Temptation to sin is a struggle all of us experience. Sadly, a natural tendency of people is to shift the blame away from themselves. In doing so, they wrongly diagnose the problem and ignore the symptoms and therefore don’t receive the biblical solution. In this brief post, I want to look at temptation from the lens of James 1:13-16.
The Source of Temptation
James makes it clear that God is not the source of our temptation. He can’t be tempted becauseHe has no capacity or vulnerability to temptation (Psalm 5:4; Isaiah 6:3; Habakkuk 1:3) and therefore He does not tempt (James 1:13). So then, where does temptation come from? Verse 14 says, “But each person is tempted when he is lured and enticed by his own desire”. He illustrates the source of temptation with fishing metaphors. Like a fish that is enticed by the bait and then lured away, we fall into temptation when our “own desire”drags us to the bait. The problem is within us (Matthew 15:19). Again, notice that the text says, “his own desire”. We all have different tendencies, which come from our different upbringings and personal choices in life. One person’s temptation isn’t always the same as an others. Nonetheless they are still real.
The Succession of Temptation
Consider the succession or sequence of temptation. In this verse 15, James changes metaphors from fishing to gestation. “Desire” represents the mother and its child is “sin”.The gestation period of a human is nine months,whereas the gestation process of temptation instantaneous. Once mother “desire”has given birth to her child “sin”,it grows, and if allowed to become mature it“brings forth death”. The apostle Paul said on the same lines, “the wages of sin is death” (Romans 6:23). Sin should not become the object of our entertainment. The results of allowing our desires to conceive are devastating, and must be avoided.

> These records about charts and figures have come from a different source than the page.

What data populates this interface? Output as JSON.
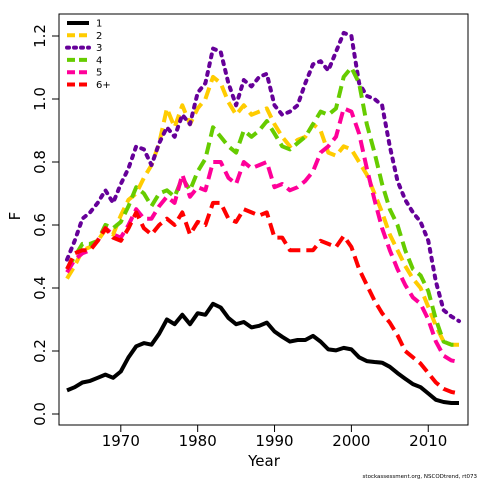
{
  "chart_data": {
    "type": "line",
    "title": "",
    "xlabel": "Year",
    "ylabel": "F",
    "xlim": [
      1962,
      2016
    ],
    "ylim": [
      0,
      1.25
    ],
    "xticks": [
      1970,
      1980,
      1990,
      2000,
      2010
    ],
    "yticks": [
      0.0,
      0.2,
      0.4,
      0.6,
      0.8,
      1.0,
      1.2
    ],
    "ytick_labels": [
      "0.0",
      "0.2",
      "0.4",
      "0.6",
      "0.8",
      "1.0",
      "1.2"
    ],
    "grid": false,
    "legend_position": "top-left",
    "x": [
      1963,
      1964,
      1965,
      1966,
      1967,
      1968,
      1969,
      1970,
      1971,
      1972,
      1973,
      1974,
      1975,
      1976,
      1977,
      1978,
      1979,
      1980,
      1981,
      1982,
      1983,
      1984,
      1985,
      1986,
      1987,
      1988,
      1989,
      1990,
      1991,
      1992,
      1993,
      1994,
      1995,
      1996,
      1997,
      1998,
      1999,
      2000,
      2001,
      2002,
      2003,
      2004,
      2005,
      2006,
      2007,
      2008,
      2009,
      2010,
      2011,
      2012,
      2013,
      2014
    ],
    "series": [
      {
        "name": "1",
        "color": "#000000",
        "dash": "solid",
        "values": [
          0.075,
          0.085,
          0.1,
          0.105,
          0.115,
          0.125,
          0.115,
          0.135,
          0.18,
          0.215,
          0.225,
          0.22,
          0.255,
          0.3,
          0.285,
          0.315,
          0.285,
          0.32,
          0.315,
          0.35,
          0.338,
          0.305,
          0.285,
          0.292,
          0.275,
          0.28,
          0.29,
          0.262,
          0.245,
          0.23,
          0.235,
          0.235,
          0.248,
          0.23,
          0.205,
          0.202,
          0.21,
          0.205,
          0.18,
          0.168,
          0.165,
          0.163,
          0.15,
          0.13,
          0.112,
          0.095,
          0.085,
          0.065,
          0.045,
          0.038,
          0.035,
          0.035
        ]
      },
      {
        "name": "2",
        "color": "#ffcc00",
        "dash": "dash",
        "values": [
          0.43,
          0.47,
          0.52,
          0.53,
          0.55,
          0.585,
          0.57,
          0.63,
          0.68,
          0.7,
          0.75,
          0.79,
          0.86,
          0.97,
          0.91,
          0.98,
          0.92,
          0.97,
          1.0,
          1.07,
          1.05,
          0.99,
          0.95,
          0.98,
          0.95,
          0.96,
          0.97,
          0.92,
          0.88,
          0.85,
          0.87,
          0.88,
          0.92,
          0.9,
          0.83,
          0.82,
          0.85,
          0.84,
          0.8,
          0.76,
          0.7,
          0.64,
          0.57,
          0.52,
          0.47,
          0.43,
          0.4,
          0.34,
          0.28,
          0.23,
          0.22,
          0.22
        ]
      },
      {
        "name": "3",
        "color": "#660099",
        "dash": "dot",
        "values": [
          0.49,
          0.55,
          0.62,
          0.64,
          0.67,
          0.71,
          0.67,
          0.73,
          0.78,
          0.85,
          0.84,
          0.79,
          0.86,
          0.91,
          0.88,
          0.95,
          0.92,
          1.02,
          1.05,
          1.16,
          1.15,
          1.05,
          0.98,
          1.06,
          1.04,
          1.07,
          1.08,
          0.98,
          0.95,
          0.96,
          0.98,
          1.05,
          1.11,
          1.12,
          1.09,
          1.15,
          1.21,
          1.2,
          1.05,
          1.01,
          1.0,
          0.98,
          0.85,
          0.74,
          0.68,
          0.64,
          0.61,
          0.55,
          0.42,
          0.33,
          0.31,
          0.295
        ]
      },
      {
        "name": "4",
        "color": "#66cc00",
        "dash": "dash",
        "values": [
          0.46,
          0.5,
          0.54,
          0.54,
          0.55,
          0.6,
          0.59,
          0.61,
          0.66,
          0.72,
          0.7,
          0.66,
          0.7,
          0.71,
          0.69,
          0.75,
          0.71,
          0.77,
          0.81,
          0.91,
          0.88,
          0.85,
          0.83,
          0.9,
          0.88,
          0.9,
          0.93,
          0.89,
          0.85,
          0.84,
          0.86,
          0.88,
          0.92,
          0.96,
          0.95,
          0.97,
          1.07,
          1.1,
          1.05,
          0.92,
          0.83,
          0.73,
          0.65,
          0.6,
          0.52,
          0.46,
          0.44,
          0.39,
          0.3,
          0.23,
          0.22,
          0.22
        ]
      },
      {
        "name": "5",
        "color": "#ff0099",
        "dash": "dash",
        "values": [
          0.45,
          0.49,
          0.51,
          0.52,
          0.55,
          0.59,
          0.57,
          0.56,
          0.6,
          0.65,
          0.62,
          0.62,
          0.66,
          0.69,
          0.67,
          0.76,
          0.69,
          0.72,
          0.71,
          0.8,
          0.8,
          0.75,
          0.73,
          0.8,
          0.78,
          0.79,
          0.8,
          0.72,
          0.73,
          0.71,
          0.72,
          0.74,
          0.77,
          0.83,
          0.85,
          0.88,
          0.97,
          0.96,
          0.89,
          0.78,
          0.68,
          0.59,
          0.52,
          0.46,
          0.41,
          0.37,
          0.35,
          0.3,
          0.23,
          0.185,
          0.17,
          0.165
        ]
      },
      {
        "name": "6+",
        "color": "#ff0000",
        "dash": "dash",
        "values": [
          0.46,
          0.51,
          0.52,
          0.52,
          0.55,
          0.59,
          0.56,
          0.55,
          0.59,
          0.64,
          0.59,
          0.57,
          0.6,
          0.62,
          0.6,
          0.64,
          0.57,
          0.61,
          0.6,
          0.67,
          0.67,
          0.62,
          0.61,
          0.65,
          0.64,
          0.63,
          0.64,
          0.56,
          0.56,
          0.52,
          0.52,
          0.52,
          0.52,
          0.55,
          0.54,
          0.53,
          0.565,
          0.53,
          0.46,
          0.41,
          0.36,
          0.32,
          0.29,
          0.25,
          0.2,
          0.18,
          0.16,
          0.13,
          0.1,
          0.08,
          0.07,
          0.065
        ]
      }
    ],
    "credit": "stockassessment.org, NSCODtrend, rt073"
  }
}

James concludes this section with a firm yet pastoral warning, “do not be deceived, my beloved brothers” (James 1:16). It is not God who brings such evils in our life; the problem is with our own desires. Though we may find ourselves in a difficult and trying situation, we are to inform our desires so as to trust God. In the words of John Owen, “Temptations and occasions put nothing into a man, but only draw out what was in him before” –John Owen.